"Ricardo"
Entré a la casa de Patricio de la mano con Anabel y mi mamá vino corriendo y la abrazó.
—Mi querida, ¿cómo estás? —Mi mamá examinó a Anabel e hizo una mueca de disgusto cuando vio la fina marca en su cuello. —Dios mío, esto fue demasiado lejos. Ven, vamos a sentarnos.
Mi mamá salió caminando abrazada a Anabel, que trataba de asegurarle que estaba bien. Me senté en el sofá al lado de Del y solo entonces presté atención a los brazos vendados de mi hermana.
—¿Esto realmente es necesario? Pareces la Momia de Tutankamón. —Me reí y me hizo mala cara.
—Parece que volví en el tiempo y los estoy viendo llegar de la escuela despellejados por pelearse en la calle. Dios mío, ¿dónde fue que me equivoqué en tu educación, Adele? —Mi mamá miró a mi hermana con disgusto.

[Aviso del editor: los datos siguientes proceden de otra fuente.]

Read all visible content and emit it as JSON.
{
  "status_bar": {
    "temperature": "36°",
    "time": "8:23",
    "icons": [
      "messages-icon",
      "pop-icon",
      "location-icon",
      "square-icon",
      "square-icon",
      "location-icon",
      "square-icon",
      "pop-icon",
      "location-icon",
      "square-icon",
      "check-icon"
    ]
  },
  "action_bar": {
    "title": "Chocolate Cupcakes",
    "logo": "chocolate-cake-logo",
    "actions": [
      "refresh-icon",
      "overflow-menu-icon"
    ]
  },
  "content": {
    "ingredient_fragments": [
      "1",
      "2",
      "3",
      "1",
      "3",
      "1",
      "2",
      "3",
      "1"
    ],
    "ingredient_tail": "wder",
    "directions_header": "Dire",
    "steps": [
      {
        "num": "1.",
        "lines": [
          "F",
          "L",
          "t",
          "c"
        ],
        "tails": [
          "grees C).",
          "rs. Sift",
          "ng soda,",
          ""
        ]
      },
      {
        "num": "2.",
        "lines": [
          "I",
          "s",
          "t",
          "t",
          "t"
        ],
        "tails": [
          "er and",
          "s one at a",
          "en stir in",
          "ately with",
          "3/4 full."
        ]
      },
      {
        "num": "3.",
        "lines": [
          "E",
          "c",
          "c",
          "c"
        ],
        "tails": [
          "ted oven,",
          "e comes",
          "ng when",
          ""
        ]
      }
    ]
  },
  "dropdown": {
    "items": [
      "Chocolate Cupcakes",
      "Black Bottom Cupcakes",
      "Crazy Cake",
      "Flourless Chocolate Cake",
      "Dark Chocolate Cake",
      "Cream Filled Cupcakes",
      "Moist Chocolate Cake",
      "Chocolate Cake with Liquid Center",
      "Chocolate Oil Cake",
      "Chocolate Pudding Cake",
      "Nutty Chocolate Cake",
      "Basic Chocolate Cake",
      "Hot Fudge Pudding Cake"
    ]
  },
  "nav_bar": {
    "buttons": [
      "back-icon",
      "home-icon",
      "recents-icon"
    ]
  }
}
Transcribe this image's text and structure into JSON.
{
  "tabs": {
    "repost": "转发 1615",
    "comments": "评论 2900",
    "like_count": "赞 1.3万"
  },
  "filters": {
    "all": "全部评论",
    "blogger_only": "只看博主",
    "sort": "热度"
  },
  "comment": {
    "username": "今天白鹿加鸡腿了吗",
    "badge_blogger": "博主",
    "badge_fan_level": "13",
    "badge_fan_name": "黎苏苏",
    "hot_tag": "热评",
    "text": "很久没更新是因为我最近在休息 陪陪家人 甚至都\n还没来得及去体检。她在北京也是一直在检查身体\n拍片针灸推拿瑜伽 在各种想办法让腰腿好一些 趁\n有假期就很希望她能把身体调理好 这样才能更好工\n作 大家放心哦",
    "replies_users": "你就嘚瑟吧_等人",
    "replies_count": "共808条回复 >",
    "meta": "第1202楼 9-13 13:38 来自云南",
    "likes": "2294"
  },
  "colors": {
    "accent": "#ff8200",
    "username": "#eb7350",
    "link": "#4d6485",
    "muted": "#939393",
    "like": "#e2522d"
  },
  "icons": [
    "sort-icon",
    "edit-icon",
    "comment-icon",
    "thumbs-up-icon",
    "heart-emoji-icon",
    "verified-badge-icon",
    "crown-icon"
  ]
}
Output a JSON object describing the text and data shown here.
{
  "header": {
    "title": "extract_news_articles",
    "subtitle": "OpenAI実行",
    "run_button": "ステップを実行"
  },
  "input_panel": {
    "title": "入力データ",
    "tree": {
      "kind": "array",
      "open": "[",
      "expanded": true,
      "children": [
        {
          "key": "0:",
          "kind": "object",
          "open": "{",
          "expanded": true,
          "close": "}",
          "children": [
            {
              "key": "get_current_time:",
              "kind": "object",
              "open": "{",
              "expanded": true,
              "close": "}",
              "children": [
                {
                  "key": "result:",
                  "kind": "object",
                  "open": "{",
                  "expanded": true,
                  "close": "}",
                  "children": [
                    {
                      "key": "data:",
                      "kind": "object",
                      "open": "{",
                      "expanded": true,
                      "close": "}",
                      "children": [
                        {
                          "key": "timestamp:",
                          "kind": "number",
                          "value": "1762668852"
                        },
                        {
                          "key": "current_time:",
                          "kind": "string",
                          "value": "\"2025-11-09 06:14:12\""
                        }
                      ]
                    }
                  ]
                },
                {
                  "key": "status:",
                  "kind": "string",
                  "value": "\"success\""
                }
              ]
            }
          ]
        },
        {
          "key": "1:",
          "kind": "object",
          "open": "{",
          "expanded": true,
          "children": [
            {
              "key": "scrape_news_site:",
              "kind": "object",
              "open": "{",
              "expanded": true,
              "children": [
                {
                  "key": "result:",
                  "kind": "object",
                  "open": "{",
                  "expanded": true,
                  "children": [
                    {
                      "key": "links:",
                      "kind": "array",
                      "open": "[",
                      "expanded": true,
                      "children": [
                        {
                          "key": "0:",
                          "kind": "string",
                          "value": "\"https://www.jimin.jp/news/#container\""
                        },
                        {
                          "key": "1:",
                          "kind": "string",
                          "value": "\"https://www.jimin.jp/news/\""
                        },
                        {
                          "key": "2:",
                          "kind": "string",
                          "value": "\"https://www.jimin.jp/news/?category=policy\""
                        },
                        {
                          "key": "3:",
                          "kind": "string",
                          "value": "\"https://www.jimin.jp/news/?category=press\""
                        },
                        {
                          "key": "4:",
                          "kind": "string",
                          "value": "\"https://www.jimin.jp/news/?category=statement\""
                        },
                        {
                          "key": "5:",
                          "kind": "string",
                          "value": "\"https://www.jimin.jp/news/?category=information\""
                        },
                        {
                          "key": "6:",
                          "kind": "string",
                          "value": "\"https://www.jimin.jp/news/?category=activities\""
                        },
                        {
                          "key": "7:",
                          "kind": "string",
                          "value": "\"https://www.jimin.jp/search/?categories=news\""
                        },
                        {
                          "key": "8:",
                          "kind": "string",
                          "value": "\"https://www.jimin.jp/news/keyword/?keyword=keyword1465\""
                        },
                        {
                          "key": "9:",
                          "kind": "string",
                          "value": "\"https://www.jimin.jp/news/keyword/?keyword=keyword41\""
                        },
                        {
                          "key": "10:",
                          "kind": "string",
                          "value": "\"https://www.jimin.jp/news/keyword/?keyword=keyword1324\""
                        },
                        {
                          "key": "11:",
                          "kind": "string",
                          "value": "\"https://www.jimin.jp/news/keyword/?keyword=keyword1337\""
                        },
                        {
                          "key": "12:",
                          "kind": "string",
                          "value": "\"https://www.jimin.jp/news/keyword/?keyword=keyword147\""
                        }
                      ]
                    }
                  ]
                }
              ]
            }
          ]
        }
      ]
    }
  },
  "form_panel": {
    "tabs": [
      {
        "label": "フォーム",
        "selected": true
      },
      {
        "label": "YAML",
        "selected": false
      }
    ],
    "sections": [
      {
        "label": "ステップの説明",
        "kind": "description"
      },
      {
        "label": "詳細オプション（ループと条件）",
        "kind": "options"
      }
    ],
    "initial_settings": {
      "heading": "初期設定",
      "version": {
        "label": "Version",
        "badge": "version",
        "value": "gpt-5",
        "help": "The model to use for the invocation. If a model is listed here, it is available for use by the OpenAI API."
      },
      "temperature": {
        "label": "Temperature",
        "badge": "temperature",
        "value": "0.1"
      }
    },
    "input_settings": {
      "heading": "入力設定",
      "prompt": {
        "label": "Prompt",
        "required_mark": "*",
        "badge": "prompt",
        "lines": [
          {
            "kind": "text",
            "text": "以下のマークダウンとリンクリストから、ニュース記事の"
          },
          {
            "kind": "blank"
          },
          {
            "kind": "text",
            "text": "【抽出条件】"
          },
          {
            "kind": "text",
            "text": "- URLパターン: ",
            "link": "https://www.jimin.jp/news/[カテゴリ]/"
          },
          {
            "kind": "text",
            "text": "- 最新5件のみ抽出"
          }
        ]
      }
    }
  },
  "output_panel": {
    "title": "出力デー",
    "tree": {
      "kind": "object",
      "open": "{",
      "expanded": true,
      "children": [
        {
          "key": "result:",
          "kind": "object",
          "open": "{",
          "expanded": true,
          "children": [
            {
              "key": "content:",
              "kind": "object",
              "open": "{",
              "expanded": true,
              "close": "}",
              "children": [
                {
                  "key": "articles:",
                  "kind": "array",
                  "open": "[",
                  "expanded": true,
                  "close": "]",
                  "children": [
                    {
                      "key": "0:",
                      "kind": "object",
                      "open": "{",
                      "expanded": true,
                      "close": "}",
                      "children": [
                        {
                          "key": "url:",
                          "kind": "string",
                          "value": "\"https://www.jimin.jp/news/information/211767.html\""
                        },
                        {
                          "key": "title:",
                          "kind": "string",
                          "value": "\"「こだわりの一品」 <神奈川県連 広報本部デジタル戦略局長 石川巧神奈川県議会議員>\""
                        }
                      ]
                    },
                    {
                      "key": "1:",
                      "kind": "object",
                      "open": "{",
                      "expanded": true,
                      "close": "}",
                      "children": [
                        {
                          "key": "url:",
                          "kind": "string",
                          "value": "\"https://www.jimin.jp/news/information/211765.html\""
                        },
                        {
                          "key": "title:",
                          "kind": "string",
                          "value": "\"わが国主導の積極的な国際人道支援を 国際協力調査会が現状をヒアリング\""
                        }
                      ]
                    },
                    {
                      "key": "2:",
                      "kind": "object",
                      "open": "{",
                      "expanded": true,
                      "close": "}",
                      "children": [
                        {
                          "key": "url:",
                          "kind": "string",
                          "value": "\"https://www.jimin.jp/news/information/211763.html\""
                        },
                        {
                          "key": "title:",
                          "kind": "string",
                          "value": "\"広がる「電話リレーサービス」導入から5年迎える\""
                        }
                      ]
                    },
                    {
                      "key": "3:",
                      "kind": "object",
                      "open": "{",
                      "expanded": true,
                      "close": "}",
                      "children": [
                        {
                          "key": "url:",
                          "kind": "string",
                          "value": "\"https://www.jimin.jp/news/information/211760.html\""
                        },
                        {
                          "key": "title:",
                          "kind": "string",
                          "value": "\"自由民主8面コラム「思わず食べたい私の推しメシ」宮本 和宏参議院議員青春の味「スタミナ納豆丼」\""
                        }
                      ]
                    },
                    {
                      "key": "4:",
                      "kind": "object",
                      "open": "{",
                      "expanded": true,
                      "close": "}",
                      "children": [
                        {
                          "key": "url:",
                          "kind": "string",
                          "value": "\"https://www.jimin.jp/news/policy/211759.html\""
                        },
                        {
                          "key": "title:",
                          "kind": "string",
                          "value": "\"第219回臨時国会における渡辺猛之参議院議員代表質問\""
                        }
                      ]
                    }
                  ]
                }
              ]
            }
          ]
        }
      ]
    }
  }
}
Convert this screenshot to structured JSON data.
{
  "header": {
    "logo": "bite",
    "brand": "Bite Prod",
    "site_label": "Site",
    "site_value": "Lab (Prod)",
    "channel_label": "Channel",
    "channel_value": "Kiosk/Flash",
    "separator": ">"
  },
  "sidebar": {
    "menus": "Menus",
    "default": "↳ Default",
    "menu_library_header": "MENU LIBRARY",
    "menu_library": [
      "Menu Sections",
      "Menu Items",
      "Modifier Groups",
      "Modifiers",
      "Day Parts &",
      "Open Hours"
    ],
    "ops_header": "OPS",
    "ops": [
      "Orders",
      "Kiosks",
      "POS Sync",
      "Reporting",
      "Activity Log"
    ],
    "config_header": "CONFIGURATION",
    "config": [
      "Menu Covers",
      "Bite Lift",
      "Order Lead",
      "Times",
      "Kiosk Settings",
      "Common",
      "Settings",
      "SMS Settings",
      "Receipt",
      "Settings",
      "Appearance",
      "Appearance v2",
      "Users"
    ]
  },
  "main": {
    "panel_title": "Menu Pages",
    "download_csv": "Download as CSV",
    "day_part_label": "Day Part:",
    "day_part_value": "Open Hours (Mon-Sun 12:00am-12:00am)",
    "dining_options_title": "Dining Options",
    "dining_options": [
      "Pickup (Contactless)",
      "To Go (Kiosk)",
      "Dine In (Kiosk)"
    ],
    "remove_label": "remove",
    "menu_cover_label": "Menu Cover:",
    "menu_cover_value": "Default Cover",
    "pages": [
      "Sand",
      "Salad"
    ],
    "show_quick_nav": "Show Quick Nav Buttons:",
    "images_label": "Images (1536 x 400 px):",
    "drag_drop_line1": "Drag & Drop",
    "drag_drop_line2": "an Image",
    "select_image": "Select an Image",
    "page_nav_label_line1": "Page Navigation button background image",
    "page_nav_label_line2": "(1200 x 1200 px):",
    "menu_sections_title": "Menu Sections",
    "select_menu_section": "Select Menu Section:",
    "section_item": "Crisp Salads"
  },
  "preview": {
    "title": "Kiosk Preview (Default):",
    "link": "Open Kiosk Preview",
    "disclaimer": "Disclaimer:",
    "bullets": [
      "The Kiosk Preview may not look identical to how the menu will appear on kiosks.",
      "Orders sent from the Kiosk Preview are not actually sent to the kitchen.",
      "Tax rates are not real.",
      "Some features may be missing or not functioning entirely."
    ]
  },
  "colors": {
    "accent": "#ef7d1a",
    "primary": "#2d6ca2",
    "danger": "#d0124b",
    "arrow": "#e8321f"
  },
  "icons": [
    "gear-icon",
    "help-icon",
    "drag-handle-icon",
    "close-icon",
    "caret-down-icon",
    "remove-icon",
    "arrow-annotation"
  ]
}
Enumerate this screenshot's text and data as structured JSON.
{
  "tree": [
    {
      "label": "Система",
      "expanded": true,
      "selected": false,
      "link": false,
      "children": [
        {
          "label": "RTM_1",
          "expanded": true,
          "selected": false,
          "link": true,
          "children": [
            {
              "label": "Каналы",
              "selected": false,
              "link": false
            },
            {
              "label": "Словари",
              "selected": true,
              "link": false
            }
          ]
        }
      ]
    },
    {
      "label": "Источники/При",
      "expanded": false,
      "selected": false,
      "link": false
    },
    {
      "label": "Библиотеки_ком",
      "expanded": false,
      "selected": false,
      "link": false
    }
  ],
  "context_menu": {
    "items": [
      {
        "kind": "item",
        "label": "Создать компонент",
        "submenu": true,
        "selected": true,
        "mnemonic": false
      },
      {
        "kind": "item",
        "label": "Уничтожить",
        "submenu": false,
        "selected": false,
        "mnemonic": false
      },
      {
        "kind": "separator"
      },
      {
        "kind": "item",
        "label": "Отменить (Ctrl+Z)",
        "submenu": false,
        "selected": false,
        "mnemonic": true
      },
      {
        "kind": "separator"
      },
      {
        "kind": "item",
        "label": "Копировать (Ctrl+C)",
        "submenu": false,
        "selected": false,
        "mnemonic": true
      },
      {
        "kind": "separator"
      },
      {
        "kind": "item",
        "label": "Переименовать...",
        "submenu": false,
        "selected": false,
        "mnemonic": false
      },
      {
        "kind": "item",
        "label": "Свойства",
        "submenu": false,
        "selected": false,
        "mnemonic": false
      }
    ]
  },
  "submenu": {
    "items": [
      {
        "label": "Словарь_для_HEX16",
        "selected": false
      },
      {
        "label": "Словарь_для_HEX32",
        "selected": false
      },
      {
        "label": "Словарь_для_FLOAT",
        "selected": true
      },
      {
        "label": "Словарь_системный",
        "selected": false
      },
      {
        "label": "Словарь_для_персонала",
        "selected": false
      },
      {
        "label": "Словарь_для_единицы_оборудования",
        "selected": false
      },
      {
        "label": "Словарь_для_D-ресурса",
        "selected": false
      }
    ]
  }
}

Adele siempre se metía en peleas en la escuela, siempre iba a pedir cuentas y pegaba más de lo que recibía. Y yo siempre llegaba con el ojo morado porque había ido a defender a mi hermana menor.
—En mi defensa necesito decir que Rick no me estaba defendiendo esta vez. —Adele le respondió a nuestra mamá llena de satisfacción.
—Querida, los chicos solo se estaban defendiendo. —Mi papá calmó a mi mamá y la hizo sentarse. —¡Hasta fue divertido!
—Átila, no los incentives a que se comporten como bárbaros. —Mi mamá regañó a mi papá.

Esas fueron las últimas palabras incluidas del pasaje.